Noch im gerade vergangenen Jahrzehnt hieß es freilich: Online ist der aktuelle Schnellschuss, sozusagen der Glanz des Bildschirms, der flachen, glatten, Oberfläche. Den Tiefgang, die nachhaltige Analyse und Reflexion des Nachrichtlichen liefere dagegen die am nächsten Tag (oder schon am frühen Abend) erscheinende Zeitung. Zwar stellen die meisten Redaktionen den Inhalt ihrer gedruckten Zeitung auch ganz oder teilweise ins Netz. Doch die vertiefende Lektüre, so der Eindruck, so die Selbstsuggestion, sie finde noch immer analog, auf Papier, im Geiste der Gutenberg-Ära statt.

Bei vielen Menschen trifft das auch weiterhin zu. Es sind meist Menschen, die auch ein Buch noch lieber physisch, haptisch und in ihrem Sinne sinnlicher in der Hand und vor Augen haben. Doch diese alte Lese-Kultur konkurriert jetzt mit der elektronischen Kultur, die kein virtueller Schein mehr ist, sondern sehr real. Auf Tablets, Smartphones, in E-Books, mit E-Papers und auf dem PC sowieso. Dort erscheinen oft genug die genau selben Texte wie auf dem Papier. Die These, dass komplexere Darstellungen auf der digitalen Oberfläche weniger tiefsinnig wirken oder weniger einprägend verstanden werden, hat eher schwindende Überzeugungskraft. Wahrnehmungspsychologie und Rezeptionskultur einer Gesellschaft wandeln sich mit den technischen, faktischen Veränderungen. So geht die Beschwörung, dass der reflektierende, auch sprachlich anspruchsvolle Journalismus ebenso wie die poetische oder wissenschaftliche Literatur ein Vorrecht des gedruckten Worts seien, immer mehr ins Leere.

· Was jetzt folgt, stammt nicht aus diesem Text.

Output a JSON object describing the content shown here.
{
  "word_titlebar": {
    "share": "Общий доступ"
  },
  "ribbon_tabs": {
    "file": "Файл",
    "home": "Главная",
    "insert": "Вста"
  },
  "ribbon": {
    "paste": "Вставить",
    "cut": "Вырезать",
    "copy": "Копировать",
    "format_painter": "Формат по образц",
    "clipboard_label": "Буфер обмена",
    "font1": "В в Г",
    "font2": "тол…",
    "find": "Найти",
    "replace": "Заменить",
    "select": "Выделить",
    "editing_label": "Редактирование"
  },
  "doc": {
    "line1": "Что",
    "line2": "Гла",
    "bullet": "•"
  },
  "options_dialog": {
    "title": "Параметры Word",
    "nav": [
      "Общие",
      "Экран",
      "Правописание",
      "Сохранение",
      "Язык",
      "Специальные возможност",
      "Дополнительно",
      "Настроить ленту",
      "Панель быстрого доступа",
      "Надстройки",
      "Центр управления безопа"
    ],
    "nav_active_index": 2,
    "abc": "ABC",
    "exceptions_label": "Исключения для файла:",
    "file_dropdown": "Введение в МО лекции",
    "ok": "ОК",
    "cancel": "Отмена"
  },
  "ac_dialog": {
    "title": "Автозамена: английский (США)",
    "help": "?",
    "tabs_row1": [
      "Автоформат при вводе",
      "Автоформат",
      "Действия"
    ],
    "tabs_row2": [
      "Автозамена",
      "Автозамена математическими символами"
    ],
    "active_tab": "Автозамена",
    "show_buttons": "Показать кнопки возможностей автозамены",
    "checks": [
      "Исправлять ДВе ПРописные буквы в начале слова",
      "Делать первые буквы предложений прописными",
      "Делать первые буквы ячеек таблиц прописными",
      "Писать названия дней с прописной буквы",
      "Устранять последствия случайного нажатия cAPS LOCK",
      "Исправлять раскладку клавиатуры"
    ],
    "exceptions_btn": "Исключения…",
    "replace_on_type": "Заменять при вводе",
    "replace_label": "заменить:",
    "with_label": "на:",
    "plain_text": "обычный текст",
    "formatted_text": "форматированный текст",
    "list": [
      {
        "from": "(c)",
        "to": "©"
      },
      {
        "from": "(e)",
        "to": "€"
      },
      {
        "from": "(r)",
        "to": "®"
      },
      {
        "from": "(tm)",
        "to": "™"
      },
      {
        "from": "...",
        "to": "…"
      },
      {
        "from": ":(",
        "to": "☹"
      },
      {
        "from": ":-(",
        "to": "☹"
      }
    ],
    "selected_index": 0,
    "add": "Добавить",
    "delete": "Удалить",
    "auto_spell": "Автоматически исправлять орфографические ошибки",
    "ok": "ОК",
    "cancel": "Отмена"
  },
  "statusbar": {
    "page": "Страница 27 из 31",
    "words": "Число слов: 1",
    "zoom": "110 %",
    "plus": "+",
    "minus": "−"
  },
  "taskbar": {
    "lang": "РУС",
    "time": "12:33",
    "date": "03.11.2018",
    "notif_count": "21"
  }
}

Vor Jahrzehnten, als es den Volkswagen nur als den runden Käfer gab, schaltete VW in den USA großformatige Zeitungsanzeigen, die nichts als ein Hühnerei zeigten. Darunter stand der Satz: „Es gibt Dinge, die man einfach nicht verbessern kann.“ Inzwischen existiert noch das Ei, aber der Käfer ist Vergangenheit.

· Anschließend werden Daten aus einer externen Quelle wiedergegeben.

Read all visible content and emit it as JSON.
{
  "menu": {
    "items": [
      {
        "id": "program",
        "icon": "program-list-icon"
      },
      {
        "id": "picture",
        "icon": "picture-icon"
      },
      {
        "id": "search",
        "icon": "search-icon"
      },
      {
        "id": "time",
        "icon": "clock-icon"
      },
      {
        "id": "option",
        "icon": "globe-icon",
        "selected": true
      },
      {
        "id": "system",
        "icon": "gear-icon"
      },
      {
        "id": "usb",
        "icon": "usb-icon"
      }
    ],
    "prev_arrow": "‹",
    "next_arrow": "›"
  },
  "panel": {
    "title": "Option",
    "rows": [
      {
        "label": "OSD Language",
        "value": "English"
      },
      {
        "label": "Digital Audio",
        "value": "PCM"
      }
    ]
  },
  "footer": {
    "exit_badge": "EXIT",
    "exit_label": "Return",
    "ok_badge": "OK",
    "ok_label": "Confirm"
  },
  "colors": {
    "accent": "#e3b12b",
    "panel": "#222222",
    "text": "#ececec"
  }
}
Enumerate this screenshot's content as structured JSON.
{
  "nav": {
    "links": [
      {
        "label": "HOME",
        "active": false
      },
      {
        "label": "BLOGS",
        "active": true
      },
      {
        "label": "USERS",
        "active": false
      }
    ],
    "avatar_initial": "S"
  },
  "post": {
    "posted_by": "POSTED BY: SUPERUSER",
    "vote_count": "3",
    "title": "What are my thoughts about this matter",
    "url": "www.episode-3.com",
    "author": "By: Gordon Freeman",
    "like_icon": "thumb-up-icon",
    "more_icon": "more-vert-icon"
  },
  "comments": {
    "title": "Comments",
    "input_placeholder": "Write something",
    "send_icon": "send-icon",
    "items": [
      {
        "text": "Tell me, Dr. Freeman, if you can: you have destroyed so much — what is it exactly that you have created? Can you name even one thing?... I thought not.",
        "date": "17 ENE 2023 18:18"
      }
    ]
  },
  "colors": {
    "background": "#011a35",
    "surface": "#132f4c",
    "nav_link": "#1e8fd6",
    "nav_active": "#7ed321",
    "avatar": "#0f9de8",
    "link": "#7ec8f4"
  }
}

Selbst in einer Welt der Bilder, des Films, des Fernsehens und der Fotografie galt bis vor Kurzem einem Wimpernschlag der Geschichte: Etwas Vollkommeneres als das gedruckte Buch und die gedruckte Zeitung konnte sich die alphabetisierte Menschheit als Verkörperung von Texten und als Verdichtung und Verfestigung von Ideen und Gedanken kaum vorstellen.

Trotzdem hinkt der spielerische Vergleich mit Käfer und Hühnerei. Denn die Zeitung, gleich, ob auf Papier oder digital übertragen, wird noch lange nicht verschwinden, so wenig wie das richtige Buch. Und das liegt nicht nur an dem in Deutschland – verglichen mit den meisten anderen Staaten – besonders weit verbreiteten „Qualitätsjournalismus“.

Online und Print arbeiten wie kommunizierende Röhren

Reflexion und Recherche, Information durch kundige, unerschrockene Investigation, das Wägen und Werten der Nachrichten aus dem von Einzelnen, von Gruppen, Institutionen und diversen Interessenten gefluteten Netz. Die politische und kulturelle Orientierung der Gesellschaft gehört natürlich zum professionell exzellenten Journalismus. Ist seine Voraussetzung – ob Print oder Online. Trotzdem hat die jeden Tag als Kompendium und Komposition neu in Form gebrachte Zeitung als Ganzes noch eine besondere Qualität.

Online und Print sind keine notwendige Konkurrenz, sie arbeiten oft wie kommunizierende Röhren, markieren immer mehr journalistische Parallelwelten, aber es gibt einen wesentlichen Unterschied. Gute Onlineredaktionen kanalisieren den Zeitfluss. Laufend, mitlaufend, mitreißend. Die Zeitung, die Hegel einst den „realistischen Morgensegen“ nannte, ist zwar ein Spiegel der Zeit. Aber sie ist auch: ein Einspruch gegen die Zeit. Sie hält den Zeitfluss symbolisch an. Das erscheint auf Anhieb widersinnig, macht aber ihren Eigensinn erst aus.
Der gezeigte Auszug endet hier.